Ils sont voisins. Ils sont tous deux présidents de la république, l’un de la Côte d’Ivoire et l’autre de la Guinée. Ils sont tous deux dans l’attente d’une élection présidentielle. Ils sont tous deux en délicatesse avec leurs oppositions respectives. L’Ivoirien Alassane Ouattara qui a accueilli le Guinéen Mamadi Doumbouya, ont bien des traits en commun. Mais ils ont également des dissemblances, et par des moindres. Si l’Ivoirien est arrivé au pouvoir par les urnes, son hôte guinéen lui, y a accédé par la force et, bien qu’il entend, probablement, bientôt, se faire une virginité par l’élection présidentielle programmée, en principe, pour cette année 2025. Une présidentielle, qui, tout comme les autres scrutins, sera organisée par la jeune structure de la Direction générale des élections (DGE) née sur les cendres de la Commission nationale électorale indépendante (CENI).
Mais, ce n’est certainement pas pour apprendre à porter le costume cravate et chapeau qu’il pourrait, sauf tsunami, après élection, troquer avec son treillis et son béret rouge, que le général Mamadi Doumbouya a fait un tour chez son aîné ivoirien.
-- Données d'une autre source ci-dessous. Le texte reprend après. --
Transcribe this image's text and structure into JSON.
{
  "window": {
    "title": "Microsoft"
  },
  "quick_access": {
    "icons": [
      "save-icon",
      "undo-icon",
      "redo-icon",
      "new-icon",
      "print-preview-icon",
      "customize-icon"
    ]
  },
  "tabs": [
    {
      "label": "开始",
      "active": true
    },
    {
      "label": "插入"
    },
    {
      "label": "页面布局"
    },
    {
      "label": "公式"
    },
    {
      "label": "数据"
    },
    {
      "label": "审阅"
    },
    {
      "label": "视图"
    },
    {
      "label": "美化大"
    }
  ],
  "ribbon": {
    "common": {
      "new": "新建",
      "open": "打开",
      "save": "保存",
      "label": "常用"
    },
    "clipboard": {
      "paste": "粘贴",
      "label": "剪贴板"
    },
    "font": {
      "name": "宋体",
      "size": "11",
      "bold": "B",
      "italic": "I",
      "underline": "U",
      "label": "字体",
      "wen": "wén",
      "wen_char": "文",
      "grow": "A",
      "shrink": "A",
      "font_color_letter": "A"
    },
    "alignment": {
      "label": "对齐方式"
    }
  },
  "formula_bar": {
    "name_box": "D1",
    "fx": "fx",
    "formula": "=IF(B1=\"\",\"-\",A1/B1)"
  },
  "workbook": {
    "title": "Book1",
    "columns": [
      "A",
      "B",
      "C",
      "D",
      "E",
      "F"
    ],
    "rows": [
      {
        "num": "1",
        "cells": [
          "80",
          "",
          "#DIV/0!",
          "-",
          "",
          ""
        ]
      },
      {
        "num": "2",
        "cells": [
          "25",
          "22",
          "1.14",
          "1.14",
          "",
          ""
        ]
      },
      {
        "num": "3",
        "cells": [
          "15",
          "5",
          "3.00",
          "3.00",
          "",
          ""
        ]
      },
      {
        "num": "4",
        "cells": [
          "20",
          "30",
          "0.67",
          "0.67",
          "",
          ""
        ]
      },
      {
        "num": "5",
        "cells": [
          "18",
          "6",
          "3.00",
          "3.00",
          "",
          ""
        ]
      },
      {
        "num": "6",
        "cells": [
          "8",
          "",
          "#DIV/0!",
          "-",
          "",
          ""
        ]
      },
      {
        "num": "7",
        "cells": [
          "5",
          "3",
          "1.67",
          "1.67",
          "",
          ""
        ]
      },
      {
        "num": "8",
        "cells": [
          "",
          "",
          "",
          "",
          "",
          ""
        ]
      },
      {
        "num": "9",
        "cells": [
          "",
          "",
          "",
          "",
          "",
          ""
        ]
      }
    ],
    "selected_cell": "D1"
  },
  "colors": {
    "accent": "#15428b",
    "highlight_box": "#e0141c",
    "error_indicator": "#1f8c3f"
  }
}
Officiellement, cette première visite du président de la transition guinéenne sur les bords de la Lagune Ebrié, a pour but de raffermir les relations diplomatiques et commerciales entre les deux pays. Et aussi, à en croire le général, de remercier, au passage, son homologue ivoirien, qui, suite au coup d’Etat de septembre 2021, a opté pour la «compréhension» à l’endroit de la Guinée, au lieu du «jugement».
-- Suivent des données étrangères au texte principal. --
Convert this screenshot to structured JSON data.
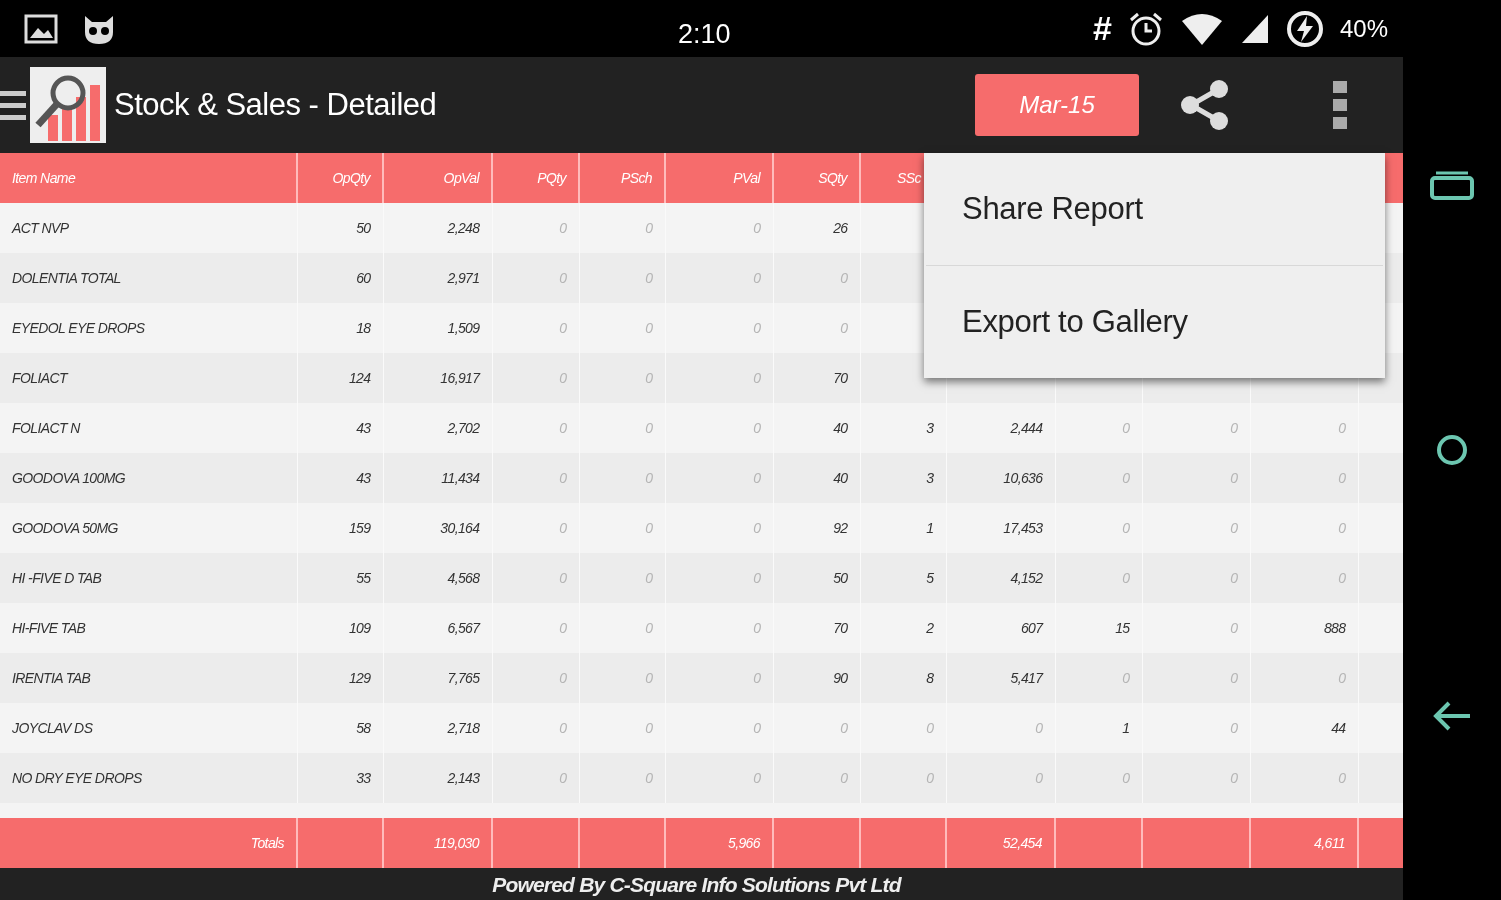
{
  "status_bar": {
    "time": "2:10",
    "hash": "#",
    "battery": "40%"
  },
  "app_bar": {
    "title": "Stock & Sales - Detailed",
    "period_button": "Mar-15"
  },
  "table": {
    "columns": [
      "Item Name",
      "OpQty",
      "OpVal",
      "PQty",
      "PSch",
      "PVal",
      "SQty",
      "SSc"
    ],
    "rows": [
      {
        "cells": [
          "ACT NVP",
          "50",
          "2,248",
          "0",
          "0",
          "0",
          "26"
        ]
      },
      {
        "cells": [
          "DOLENTIA TOTAL",
          "60",
          "2,971",
          "0",
          "0",
          "0",
          "0"
        ]
      },
      {
        "cells": [
          "EYEDOL EYE DROPS",
          "18",
          "1,509",
          "0",
          "0",
          "0",
          "0"
        ]
      },
      {
        "cells": [
          "FOLIACT",
          "124",
          "16,917",
          "0",
          "0",
          "0",
          "70"
        ]
      },
      {
        "cells": [
          "FOLIACT N",
          "43",
          "2,702",
          "0",
          "0",
          "0",
          "40",
          "3",
          "2,444",
          "0",
          "0",
          "0"
        ]
      },
      {
        "cells": [
          "GOODOVA 100MG",
          "43",
          "11,434",
          "0",
          "0",
          "0",
          "40",
          "3",
          "10,636",
          "0",
          "0",
          "0"
        ]
      },
      {
        "cells": [
          "GOODOVA 50MG",
          "159",
          "30,164",
          "0",
          "0",
          "0",
          "92",
          "1",
          "17,453",
          "0",
          "0",
          "0"
        ]
      },
      {
        "cells": [
          "HI -FIVE D TAB",
          "55",
          "4,568",
          "0",
          "0",
          "0",
          "50",
          "5",
          "4,152",
          "0",
          "0",
          "0"
        ]
      },
      {
        "cells": [
          "HI-FIVE TAB",
          "109",
          "6,567",
          "0",
          "0",
          "0",
          "70",
          "2",
          "607",
          "15",
          "0",
          "888"
        ]
      },
      {
        "cells": [
          "IRENTIA TAB",
          "129",
          "7,765",
          "0",
          "0",
          "0",
          "90",
          "8",
          "5,417",
          "0",
          "0",
          "0"
        ]
      },
      {
        "cells": [
          "JOYCLAV DS",
          "58",
          "2,718",
          "0",
          "0",
          "0",
          "0",
          "0",
          "0",
          "1",
          "0",
          "44"
        ]
      },
      {
        "cells": [
          "NO DRY EYE DROPS",
          "33",
          "2,143",
          "0",
          "0",
          "0",
          "0",
          "0",
          "0",
          "0",
          "0",
          "0"
        ]
      }
    ],
    "totals": [
      {
        "kind": "label",
        "text": "Totals"
      },
      {
        "kind": "blank"
      },
      {
        "kind": "value",
        "text": "119,030"
      },
      {
        "kind": "blank"
      },
      {
        "kind": "blank"
      },
      {
        "kind": "value",
        "text": "5,966"
      },
      {
        "kind": "blank"
      },
      {
        "kind": "blank"
      },
      {
        "kind": "value",
        "text": "52,454"
      },
      {
        "kind": "blank"
      },
      {
        "kind": "blank"
      },
      {
        "kind": "value",
        "text": "4,611"
      }
    ]
  },
  "menu": {
    "items": [
      "Share Report",
      "Export to Gallery"
    ]
  },
  "footer": "Powered By C-Square Info Solutions Pvt Ltd"
}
Toutefois, les deux hommes ont-ils pu discuter, sans évoquer les questions électorales qui les préoccupent tous à l’heure où, chacun d’eux, sans s’être déclaré officiellement candidat, y pense tous les matins en se rasant? Du reste leur carré de fidèles et leurs partisans sont déjà en campagne pour eux. Certes, la Communauté économique des Etats de l’Afrique de l’ouest (CEDEAO), l’Union africaine et l’Organisation internationale de la Francophonie (OIF), ne regardent plus la Guinée avec le mauvais œil, mais, ne font pas moins pression sur elle pour qu’elle organise des élections pour sanctionner la fin de la transition et acter le retour sur les rails de la démocratie, par la remise du pouvoir aux civils.
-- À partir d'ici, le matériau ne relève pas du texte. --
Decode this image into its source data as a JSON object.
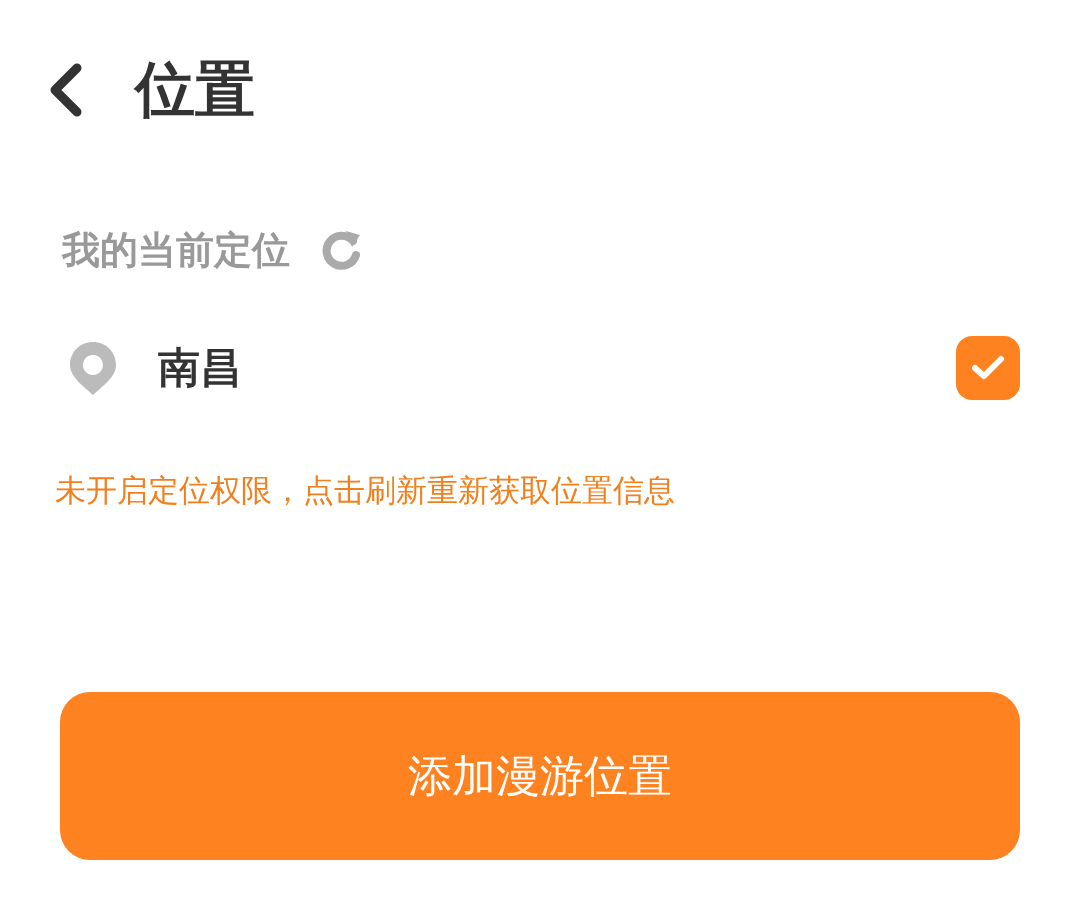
{
  "header": {
    "title": "位置"
  },
  "current_location": {
    "label": "我的当前定位",
    "city": "南昌",
    "selected": true
  },
  "notice": "未开启定位权限，点击刷新重新获取位置信息",
  "add_button": "添加漫游位置"
}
La sécurité aux frontières, à l’heure où le terrorisme s’exporte avec une facilité déconcertante, était probablement au menu de cette visite, même si c’est entre deux bouchées d’attiéké, le plat national ivoirien à base de manioc. Question: Alassane Ouattara et son «jeune frère» qui était aussi, sans aucun doute, en opération de charme auprès de la forte communauté guinéenne vivant en Côte d’Ivoire, ont-ils mis sur la table la question des Guinéens contraints à l’exil politique par le régime de la transition? Il faut espérer que oui, afin que ceux-ci, en citoyens jouissant de leurs droits, puissent participer à des élections ouvertes, en tant que candidats ou électeurs. Dans l’intérêt de la démocratie et pour que son frère cadet continue à jouir de la bienveillance des institutions africaines et internationales et retrouver la confiance des peuples épris de justice et de paix, Alassane Ouattara doit pouvoir lui prodiguer ce conseil d’ainé.
En tout cas, les sujets d’échanges n’ont pas dû manquer au cours des tête-à-tête entre les deux voisins, candidats certains à la présidentielle, mais non encore officiellement déclarés!